USFK’s Bell tours Humphreys on ‘fact-finding’ mission
June 22, 2006
CAMP HUMPRHEYS, South Korea — U.S. Forces Korea commander Gen. B.B. Bell spent Monday touring the “future” of his forces on the peninsula.
Bell spent most of the day visiting various organizations, meeting community members and asking them questions about life in Area III. His entourage included his wife, Katie; Command Sgt. Maj. Barry Wheeler and Brig. Gen. Harvey T. Landwermeyer Jr., director of the Korea Region Office, Installation Management Agency.
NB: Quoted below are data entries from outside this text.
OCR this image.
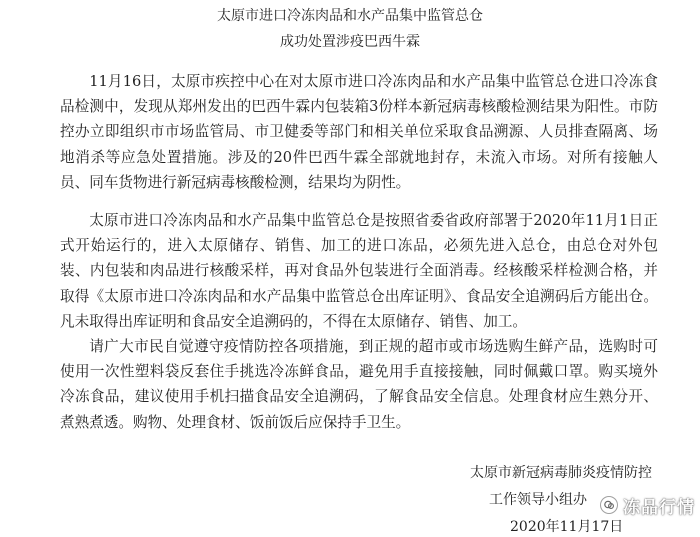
太原市进口冷冻肉品和水产品集中监管总仓
成功处置涉疫巴西牛霖

11月16日，太原市疾控中心在对太原市进口冷冻肉品和水产品集中监管总仓进口冷冻食品检测中，发现从郑州发出的巴西牛霖内包装箱3份样本新冠病毒核酸检测结果为阳性。市防控办立即组织市市场监管局、市卫健委等部门和相关单位采取食品溯源、人员排查隔离、场地消杀等应急处置措施。涉及的20件巴西牛霖全部就地封存，未流入市场。对所有接触人员、同车货物进行新冠病毒核酸检测，结果均为阴性。

太原市进口冷冻肉品和水产品集中监管总仓是按照省委省政府部署于2020年11月1日正式开始运行的，进入太原储存、销售、加工的进口冻品，必须先进入总仓，由总仓对外包装、内包装和肉品进行核酸采样，再对食品外包装进行全面消毒。经核酸采样检测合格，并取得《太原市进口冷冻肉品和水产品集中监管总仓出库证明》、食品安全追溯码后方能出仓。凡未取得出库证明和食品安全追溯码的，不得在太原储存、销售、加工。

请广大市民自觉遵守疫情防控各项措施，到正规的超市或市场选购生鲜产品，选购时可使用一次性塑料袋反套住手挑选冷冻鲜食品，避免用手直接接触，同时佩戴口罩。购买境外冷冻食品，建议使用手机扫描食品安全追溯码，了解食品安全信息。处理食材应生熟分开、煮熟煮透。购物、处理食材、饭前饭后应保持手卫生。

太原市新冠病毒肺炎疫情防控
工作领导小组办
2020年11月17日
冻品行情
Area III commander Col. Michael Taliento escorted the group and briefed them on the transformation from a sleepy helicopter base with aging infrastructure to what will become the major U.S. installation on the peninsula. The base is to expand by about 2,300 acres and is to host the majority of the U.S. troops on the peninsula in upcoming years.
It was a fact-finding mission for the four-star general and he told those he talked with to be candid.
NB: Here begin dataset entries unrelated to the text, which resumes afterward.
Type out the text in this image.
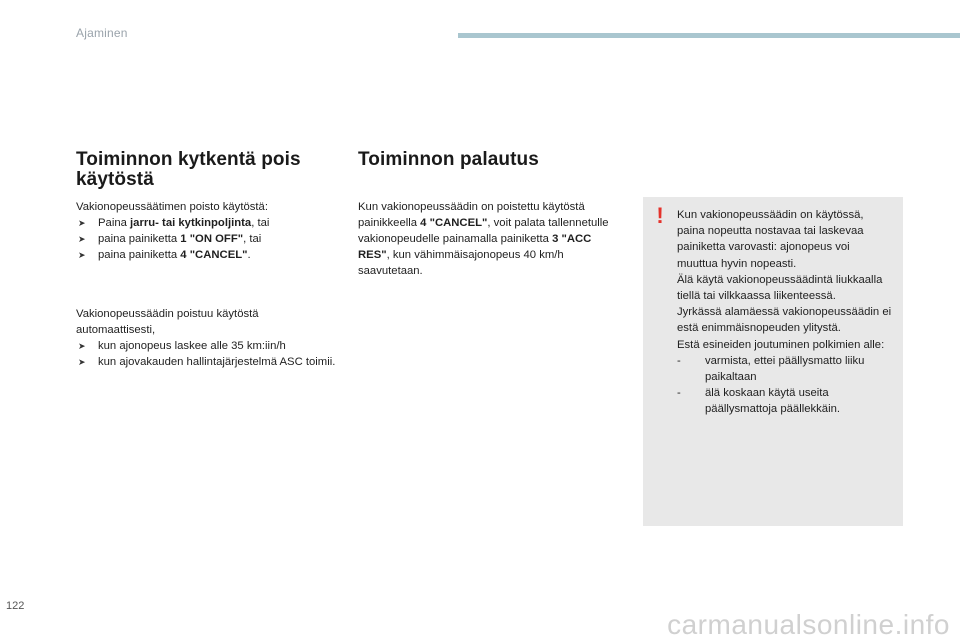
Ajaminen
Toiminnon kytkentä pois käytöstä

Vakionopeussäätimen poisto käytöstä:

➤ Paina jarru- tai kytkinpoljinta, tai

➤ paina painiketta 1 "ON OFF", tai

➤ paina painiketta 4 "CANCEL".

Vakionopeussäädin poistuu käytöstä automaattisesti,

➤ kun ajonopeus laskee alle 35 km:iin/h

➤ kun ajovakauden hallintajärjestelmä ASC toimii.

Toiminnon palautus

Kun vakionopeussäädin on poistettu käytöstä painikkeella 4 "CANCEL", voit palata tallennetulle vakionopeudelle painamalla painiketta 3 "ACC RES", kun vähimmäisajonopeus 40 km/h saavutetaan.

! Kun vakionopeussäädin on käytössä, paina nopeutta nostavaa tai laskevaa painiketta varovasti: ajonopeus voi muuttua hyvin nopeasti.

Älä käytä vakionopeussäädintä liukkaalla tiellä tai vilkkaassa liikenteessä.

Jyrkässä alamäessä vakionopeussäädin ei estä enimmäisnopeuden ylitystä.

Estä esineiden joutuminen polkimien alle:

- varmista, ettei päällysmatto liiku paikaltaan

- älä koskaan käytä useita päällysmattoja päällekkäin.

122
carmanualsonline.info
“Nobody’s getting in trouble, nobody’s getting fired,” he repeated throughout the day.
Stops included the Child Development Center, Youth Services, Army Community Services, the in/out processing center, Community Activities Center, a new housing tower under construction and the construction site of a planned aquatics center.
Bell asked Jacqueline Cruz, the CDC director, whether she’s able to adequately serve the community in the recently opened center.
She told the general that staffing, not space, is the only problem. Cruz recently lost one employee who was leaving South Korea and another is headed out. Those shortages, she said, will affect her ability to provide hourly care.
“I’ve run into this problem at a thousand CDCs,” Bell said, while suggesting officials investigate how they can move aggressively toward an hourly care program.
Youth center director Joon Auci told the visitors the center has about 25 children who use the services.
Taliento stressed that when a new housing tower opens later this year, bringing 48 more families onto the base, he thinks they’ll “really take advantage,” of the facilities.
Bell also ordered 8th Army communications leaders to visit the youth center so they could see firsthand how a filter used there prevents the children from accessing some legitimate educational Web sites.
Bell said the right software must be used to protect children who use the computers but that “mass blocks” aren’t working.
And while visiting the processing center, Bell said he wanted personnel there to devise an innovative way of tracking money issues — like re-enlistment bonuses — for the troops.